A lot has been written about Japanese business etiquette. Most of it stays at the level of “bow when you greet, accept the business card with both hands.” On the ground, though, foreign companies rarely lose deals because of those symbolic details. They lose them on a couple of small tonal mistakes in the middle of the meeting.
Below are five patterns I have watched repeat almost every month for the last three years.
1. Opening the meeting with a sales pitch
Foreign teams tend to be impatient to introduce the product. Laptop open, deck loaded, slide seven within ten minutes. The Japanese side has already pulled back mentally by then.
A first meeting in Japan is usually an introductions meeting. The buyer wants to know how long your company has existed, who you currently work with, your production footprint, sometimes even where the founder sits in the family. Product details are point three or four on the agenda. Rearranging that sequence creates a “hurried company” impression, and once you have that label it is hard to shed.
2. Mistaking “yes” for a commitment
“Hai” in Japanese is not agreement; it is “I am hearing you, please continue.” A manager who says “hai, hai, hai” three times mid-sentence is telling you they are following along, not that they agree.
The practical check is to build verification questions into the conversation: “sumimasen ga, konkai no kakaku ni go-doui itadaita to rikai shite yoroshii deshou ka?” (forgive me, can I take it that you have accepted this price?). If the reply is “hai, sou desu ne,” it is a yes. If it starts with “mada chotto…”, it is not.
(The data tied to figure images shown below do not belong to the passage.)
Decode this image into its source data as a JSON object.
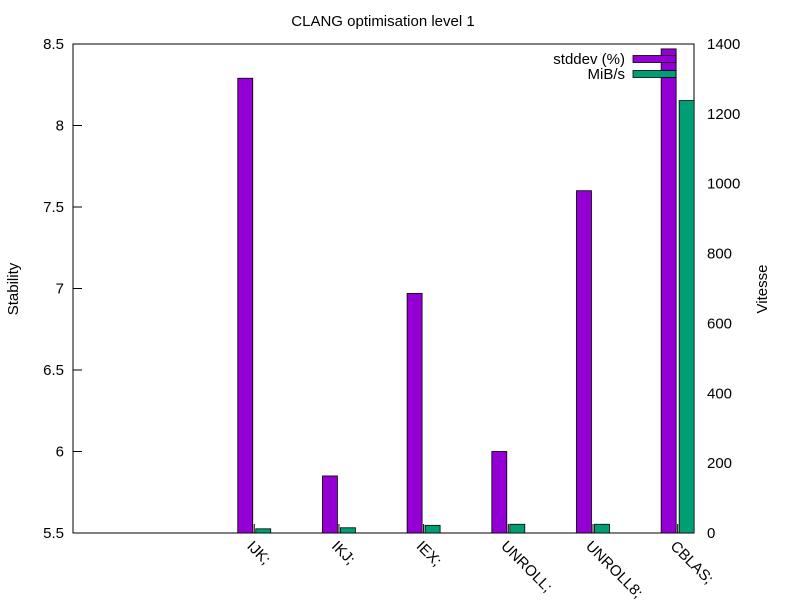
{
  "chart_data": {
    "type": "bar",
    "title": "CLANG optimisation level 1",
    "ylabel": "Stability",
    "y2label": "Vitesse",
    "categories": [
      "IJK;",
      "IKJ;",
      "IEX;",
      "UNROLL;",
      "UNROLL8;",
      "CBLAS;"
    ],
    "ylim": [
      5.5,
      8.5
    ],
    "y2lim": [
      0,
      1400
    ],
    "yticks": [
      "5.5",
      "6",
      "6.5",
      "7",
      "7.5",
      "8",
      "8.5"
    ],
    "y2ticks": [
      "0",
      "200",
      "400",
      "600",
      "800",
      "1000",
      "1200",
      "1400"
    ],
    "legend_position": "top-right",
    "grid": false,
    "series": [
      {
        "name": "stddev (%)",
        "axis": "left",
        "color": "#9400d3",
        "values": [
          8.29,
          5.85,
          6.97,
          6.0,
          7.6,
          8.47
        ]
      },
      {
        "name": "MiB/s",
        "axis": "right",
        "color": "#009e73",
        "values": [
          12,
          15,
          22,
          25,
          25,
          1238
        ]
      }
    ]
  }
}
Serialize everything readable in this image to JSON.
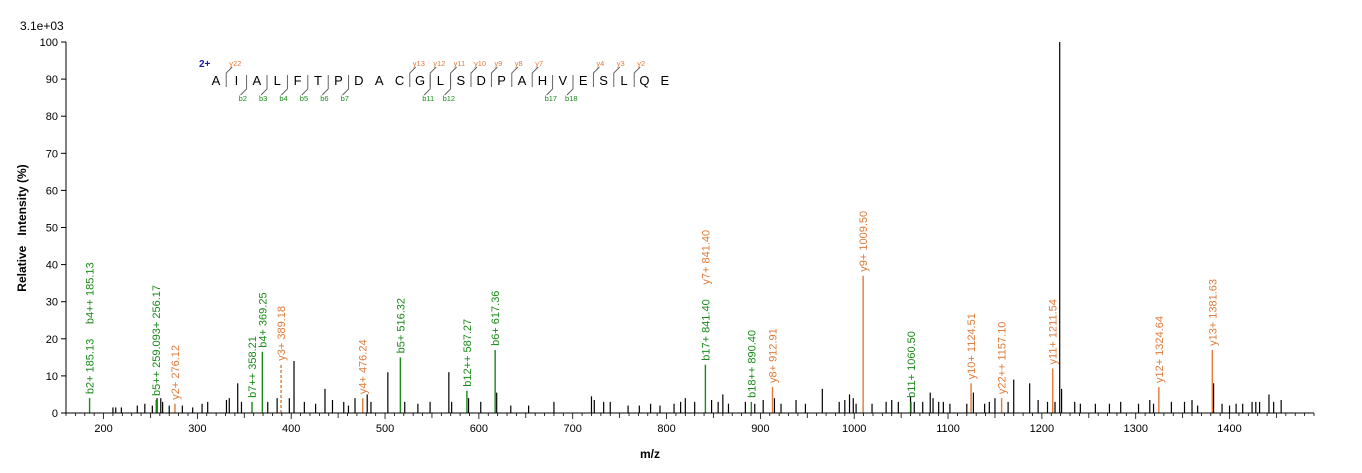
{
  "chart_data": {
    "type": "bar",
    "scale_label": "3.1e+03",
    "xlabel": "m/z",
    "ylabel": "Relative   Intensity (%)",
    "xlim": [
      160,
      1490
    ],
    "ylim": [
      0,
      100
    ],
    "xticks": [
      200,
      300,
      400,
      500,
      600,
      700,
      800,
      900,
      1000,
      1100,
      1200,
      1300,
      1400
    ],
    "yticks": [
      0,
      10,
      20,
      30,
      40,
      50,
      60,
      70,
      80,
      90,
      100
    ],
    "colors": {
      "b": "#1a8a1a",
      "y": "#e07b39",
      "other": "#000000",
      "charge": "#1a1aa0"
    },
    "sequence": {
      "charge": "2+",
      "residues": [
        "A",
        "I",
        "A",
        "L",
        "F",
        "T",
        "P",
        "D",
        "A",
        "C",
        "G",
        "L",
        "S",
        "D",
        "P",
        "A",
        "H",
        "V",
        "E",
        "S",
        "L",
        "Q",
        "E"
      ],
      "y_marks": [
        {
          "after": 1,
          "label": "y22"
        },
        {
          "after": 10,
          "label": "y13"
        },
        {
          "after": 11,
          "label": "y12"
        },
        {
          "after": 12,
          "label": "y11"
        },
        {
          "after": 13,
          "label": "y10"
        },
        {
          "after": 14,
          "label": "y9"
        },
        {
          "after": 15,
          "label": "y8"
        },
        {
          "after": 16,
          "label": "y7"
        },
        {
          "after": 19,
          "label": "y4"
        },
        {
          "after": 20,
          "label": "y3"
        },
        {
          "after": 21,
          "label": "y2"
        }
      ],
      "b_marks": [
        {
          "after": 2,
          "label": "b2"
        },
        {
          "after": 3,
          "label": "b3"
        },
        {
          "after": 4,
          "label": "b4"
        },
        {
          "after": 5,
          "label": "b5"
        },
        {
          "after": 6,
          "label": "b6"
        },
        {
          "after": 7,
          "label": "b7"
        },
        {
          "after": 11,
          "label": "b11"
        },
        {
          "after": 12,
          "label": "b12"
        },
        {
          "after": 17,
          "label": "b17"
        },
        {
          "after": 18,
          "label": "b18"
        }
      ]
    },
    "annotated_peaks": [
      {
        "mz": 185.13,
        "intensity": 4,
        "ion": "b",
        "label": "b2+ 185.13"
      },
      {
        "mz": 185.13,
        "intensity": 4,
        "ion": "b",
        "label": "b4++ 185.13",
        "stack": 1
      },
      {
        "mz": 256.17,
        "intensity": 3.5,
        "ion": "b",
        "label": "b5++ 259.093+ 256.17"
      },
      {
        "mz": 276.12,
        "intensity": 2.5,
        "ion": "y",
        "label": "y2+ 276.12"
      },
      {
        "mz": 358.21,
        "intensity": 3,
        "ion": "b",
        "label": "b7++ 358.21"
      },
      {
        "mz": 369.25,
        "intensity": 16.5,
        "ion": "b",
        "label": "b4+ 369.25"
      },
      {
        "mz": 389.18,
        "intensity": 13,
        "ion": "y",
        "label": "y3+ 389.18",
        "dashed": true
      },
      {
        "mz": 476.24,
        "intensity": 4,
        "ion": "y",
        "label": "y4+ 476.24"
      },
      {
        "mz": 516.32,
        "intensity": 15,
        "ion": "b",
        "label": "b5+ 516.32"
      },
      {
        "mz": 587.27,
        "intensity": 6,
        "ion": "b",
        "label": "b12++ 587.27"
      },
      {
        "mz": 617.36,
        "intensity": 17,
        "ion": "b",
        "label": "b6+ 617.36"
      },
      {
        "mz": 841.4,
        "intensity": 13,
        "ion": "b",
        "label": "b17+ 841.40"
      },
      {
        "mz": 841.4,
        "intensity": 13,
        "ion": "y",
        "label": "y7+ 841.40",
        "stack": 1
      },
      {
        "mz": 890.4,
        "intensity": 3,
        "ion": "b",
        "label": "b18++ 890.40"
      },
      {
        "mz": 912.91,
        "intensity": 7,
        "ion": "y",
        "label": "y8+ 912.91"
      },
      {
        "mz": 1009.5,
        "intensity": 37,
        "ion": "y",
        "label": "y9+ 1009.50"
      },
      {
        "mz": 1060.5,
        "intensity": 3,
        "ion": "b",
        "label": "b11+ 1060.50"
      },
      {
        "mz": 1124.51,
        "intensity": 8,
        "ion": "y",
        "label": "y10+ 1124.51"
      },
      {
        "mz": 1157.1,
        "intensity": 4,
        "ion": "y",
        "label": "y22++ 1157.10"
      },
      {
        "mz": 1211.54,
        "intensity": 12,
        "ion": "y",
        "label": "y11+ 1211.54"
      },
      {
        "mz": 1324.64,
        "intensity": 7,
        "ion": "y",
        "label": "y12+ 1324.64"
      },
      {
        "mz": 1381.63,
        "intensity": 17,
        "ion": "y",
        "label": "y13+ 1381.63"
      }
    ],
    "unlabeled_peaks": [
      [
        210,
        1.5
      ],
      [
        213,
        1.5
      ],
      [
        219,
        1.5
      ],
      [
        236,
        2
      ],
      [
        244,
        2.5
      ],
      [
        252,
        2
      ],
      [
        257,
        4
      ],
      [
        261,
        4
      ],
      [
        263,
        3
      ],
      [
        270,
        2
      ],
      [
        284,
        2
      ],
      [
        295,
        1.5
      ],
      [
        305,
        2.5
      ],
      [
        311,
        3
      ],
      [
        331,
        3.5
      ],
      [
        334,
        4
      ],
      [
        343,
        8
      ],
      [
        347,
        3
      ],
      [
        375,
        3
      ],
      [
        385,
        4
      ],
      [
        398,
        4
      ],
      [
        403,
        14
      ],
      [
        414,
        3
      ],
      [
        426,
        2.5
      ],
      [
        436,
        6.5
      ],
      [
        444,
        3.5
      ],
      [
        456,
        3
      ],
      [
        461,
        2
      ],
      [
        468,
        4
      ],
      [
        481,
        5
      ],
      [
        485,
        3
      ],
      [
        503,
        11
      ],
      [
        521,
        3
      ],
      [
        535,
        2.5
      ],
      [
        548,
        3
      ],
      [
        568,
        11
      ],
      [
        571,
        3
      ],
      [
        589,
        4
      ],
      [
        602,
        3
      ],
      [
        619,
        5.5
      ],
      [
        634,
        2
      ],
      [
        653,
        2
      ],
      [
        680,
        3
      ],
      [
        720,
        4.5
      ],
      [
        723,
        3.5
      ],
      [
        733,
        3
      ],
      [
        740,
        3
      ],
      [
        759,
        2
      ],
      [
        771,
        2
      ],
      [
        783,
        2.5
      ],
      [
        793,
        2
      ],
      [
        808,
        2.5
      ],
      [
        815,
        3
      ],
      [
        820,
        4
      ],
      [
        830,
        3
      ],
      [
        848,
        3.5
      ],
      [
        855,
        3
      ],
      [
        860,
        5
      ],
      [
        866,
        2.5
      ],
      [
        884,
        3
      ],
      [
        894,
        2.5
      ],
      [
        903,
        3.5
      ],
      [
        915,
        4
      ],
      [
        922,
        2.5
      ],
      [
        938,
        3.5
      ],
      [
        948,
        2.5
      ],
      [
        966,
        6.5
      ],
      [
        984,
        3
      ],
      [
        990,
        3.5
      ],
      [
        995,
        5
      ],
      [
        999,
        4
      ],
      [
        1002,
        2.5
      ],
      [
        1019,
        2.5
      ],
      [
        1034,
        3
      ],
      [
        1040,
        3.5
      ],
      [
        1047,
        3
      ],
      [
        1060,
        4.5
      ],
      [
        1064,
        3
      ],
      [
        1073,
        3
      ],
      [
        1081,
        5.5
      ],
      [
        1084,
        4
      ],
      [
        1090,
        3
      ],
      [
        1095,
        3
      ],
      [
        1102,
        2.5
      ],
      [
        1120,
        2.5
      ],
      [
        1127,
        5.5
      ],
      [
        1139,
        2.5
      ],
      [
        1144,
        3
      ],
      [
        1150,
        4
      ],
      [
        1164,
        3
      ],
      [
        1170,
        9
      ],
      [
        1187,
        8
      ],
      [
        1196,
        3.5
      ],
      [
        1206,
        3
      ],
      [
        1214,
        3
      ],
      [
        1219,
        100
      ],
      [
        1221,
        6.5
      ],
      [
        1235,
        3
      ],
      [
        1241,
        2.5
      ],
      [
        1257,
        2.5
      ],
      [
        1272,
        2.5
      ],
      [
        1284,
        3
      ],
      [
        1303,
        2.5
      ],
      [
        1315,
        3.5
      ],
      [
        1319,
        2.5
      ],
      [
        1338,
        3
      ],
      [
        1352,
        3
      ],
      [
        1360,
        3.5
      ],
      [
        1366,
        2
      ],
      [
        1383,
        8
      ],
      [
        1392,
        2.5
      ],
      [
        1400,
        2
      ],
      [
        1407,
        2.5
      ],
      [
        1414,
        2.5
      ],
      [
        1424,
        3
      ],
      [
        1428,
        3
      ],
      [
        1432,
        3
      ],
      [
        1442,
        5
      ],
      [
        1447,
        3
      ],
      [
        1455,
        3.5
      ]
    ]
  }
}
3. Putting the owner centre-stage and everyone else on the wings
Foreign delegations often seat the owner at the centre of the table and tuck the interpreter and sales manager off to one side. The Japanese side reads that as “the owner is the only decision-maker; nobody else has authority.”
The Japanese counterparty usually arrives with three or four people, each with a clear role. Your side benefits from doing the same. When the Japanese team asks “who is following up on this point?” at the end, you should have an instant answer.
4. No business card, or an English-only card
It is 2026 and this still has to be written. When you hand a Japanese counterpart an English-only card, they lay it on the table and consult it through the meeting. That is not rudeness; they are using it as a reference for who you are and what to call you.
If the Japanese side of the card matches your title precisely (whether “General Manager” translates as 営業部 部長 or as 代表取締役 actually matters), the way they address you in follow-up emails becomes clean. That small detail carries more weight in Japanese business than most foreign visitors expect.
5. Sending a follow-up email that starts with “Hi, great meeting today!”
The post-meeting follow-up from a foreign team tends to be warm, sometimes with emoji, in a “great meeting today, looking forward!” tone. To a Japanese reader, that lowers your perceived seriousness.
Standard Japanese business email opens with a formal phrase, “Heiso wa taihen osewa ni natte orimasu,” roughly “thank you for your continued partnership.” You do not need to copy that exactly in English. Something like “Thank you for the meeting today. To keep a clear record, we wanted to note the following points:” gives you a structured, professional opener and signals that you understand the rhythm.
A short close
None of these five mistakes are about product quality or price. They are all about tone and pacing. But a company that cannot find the rhythm in this market often never gets to talk about quality at all. A good interpreter and a properly prepared meeting brief takes care of four of the five almost on its own.